Security

TeslaFi.com Security

At TeslaFi we take security very seriously and continue to look for opportunities to make improvements.

Below is a summary of how TeslaFi obtains and secures the data that it collects.

Hosting:

• TeslaFi uses Amazon’s AWS platform and infrastructure with two factor authentication for access.  https://aws.amazon.com/security/
• All data is stored in an encrypted RDS database that is not publicly accessible.  https://aws.amazon.com/rds/
• SSH Keys are required to access all servers and IP restrictions further limit access to only authorized developers.
• All servers are routinely scanned by Amazon Inspector to identify vulnerabilities or deviations from best practices.  https://aws.amazon.com/inspector/

Application Security:

• Application servers can be accessed only via HTTPS. We use industry standard encryption for data traversing to and from the application servers.  https://www.ssllabs.com/ssltest/analyze.html?d=teslafi.com&latest
• Cloudflare Web Application Firewall:  https://www.cloudflare.com/waf/
• Cloudflare Rate Limiting https://www.cloudflare.com/rate-limiting/
• Cloudflare DDOS https://www.cloudflare.com/ddos/
• XSS – All user inputs are properly encoded when displayed to ensure XSS vulnerabilities are avoided.
• CSRF – All POST requests are checked for CSRF token before processing the request.
• SQL Injection – Prepared statements are used for database access to avoid SQL Injection.
• Routine scans by detectify.com to test for vulnerabilities.  https://detectify.com/what-is-detectify
• Routine scans by pentest-tools.com to test for vulnerabilities.                     https://pentest-tools.com/website-vulnerability-scanning/website-scanner

Tesla API Token:

• Tesla.com username and passwords used to create a Tesla.com token are never saved or stored on TeslaFi.
• Full support for Tesla.com accounts with two factor authentication enabled.
• A user generated token can be used as an alternative to TeslaFi.com generating the Tesla.com token.
• Tesla API tokens are not displayed on TeslaFi.com by default.
• Controls and scheduling on TeslaFi.com are not enabled by default and cannot be enabled without generating or providing a new Tesla.com API token.
• Tesla API Tokens can be revoked at any time by changing your Tesla.com password.

TeslaFi.com Account:

• TOTP two factor authentication is available for all accounts and can be configured in settings->account->security.
• An email notification can be configured in settings->account->security to alert of all new logins.
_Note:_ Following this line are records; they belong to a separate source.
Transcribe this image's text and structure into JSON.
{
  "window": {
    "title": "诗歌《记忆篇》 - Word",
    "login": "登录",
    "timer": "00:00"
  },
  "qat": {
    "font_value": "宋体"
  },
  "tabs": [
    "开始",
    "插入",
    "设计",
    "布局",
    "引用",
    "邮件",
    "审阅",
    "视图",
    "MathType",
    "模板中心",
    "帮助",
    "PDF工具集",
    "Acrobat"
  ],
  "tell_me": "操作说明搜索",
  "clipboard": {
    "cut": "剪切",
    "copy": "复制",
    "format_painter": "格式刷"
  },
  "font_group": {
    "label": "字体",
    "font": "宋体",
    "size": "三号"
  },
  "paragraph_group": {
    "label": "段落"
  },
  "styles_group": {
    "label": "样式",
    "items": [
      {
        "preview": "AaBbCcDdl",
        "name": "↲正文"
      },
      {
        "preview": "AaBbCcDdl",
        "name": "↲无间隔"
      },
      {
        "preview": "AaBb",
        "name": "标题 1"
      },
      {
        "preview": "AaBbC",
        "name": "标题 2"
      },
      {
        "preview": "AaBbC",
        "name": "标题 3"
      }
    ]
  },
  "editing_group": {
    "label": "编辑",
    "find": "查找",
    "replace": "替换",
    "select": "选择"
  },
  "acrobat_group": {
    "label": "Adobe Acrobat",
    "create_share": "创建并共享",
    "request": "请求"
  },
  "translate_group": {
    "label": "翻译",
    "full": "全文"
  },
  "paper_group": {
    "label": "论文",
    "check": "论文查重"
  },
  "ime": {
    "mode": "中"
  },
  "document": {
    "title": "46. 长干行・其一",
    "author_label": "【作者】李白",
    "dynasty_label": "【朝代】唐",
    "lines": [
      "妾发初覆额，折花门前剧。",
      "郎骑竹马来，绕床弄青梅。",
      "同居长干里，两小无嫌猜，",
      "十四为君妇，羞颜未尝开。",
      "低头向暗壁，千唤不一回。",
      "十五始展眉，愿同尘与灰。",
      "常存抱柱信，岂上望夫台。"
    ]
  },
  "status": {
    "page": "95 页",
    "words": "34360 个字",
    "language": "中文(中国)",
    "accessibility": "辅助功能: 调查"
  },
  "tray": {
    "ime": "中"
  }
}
Credit Card Processing & Billing:

• All credit card processing and transactions are conducted within Chargebee.com.  Chargebee is a PCI-DSS Level 1 Service Provider.
• No payment information is stored or available to TeslaFi.com.
• Chargebee.com access is protected by two factor authentication.

We are working continuously to make our system secure. If you find any security issues, please submit it to [email protected].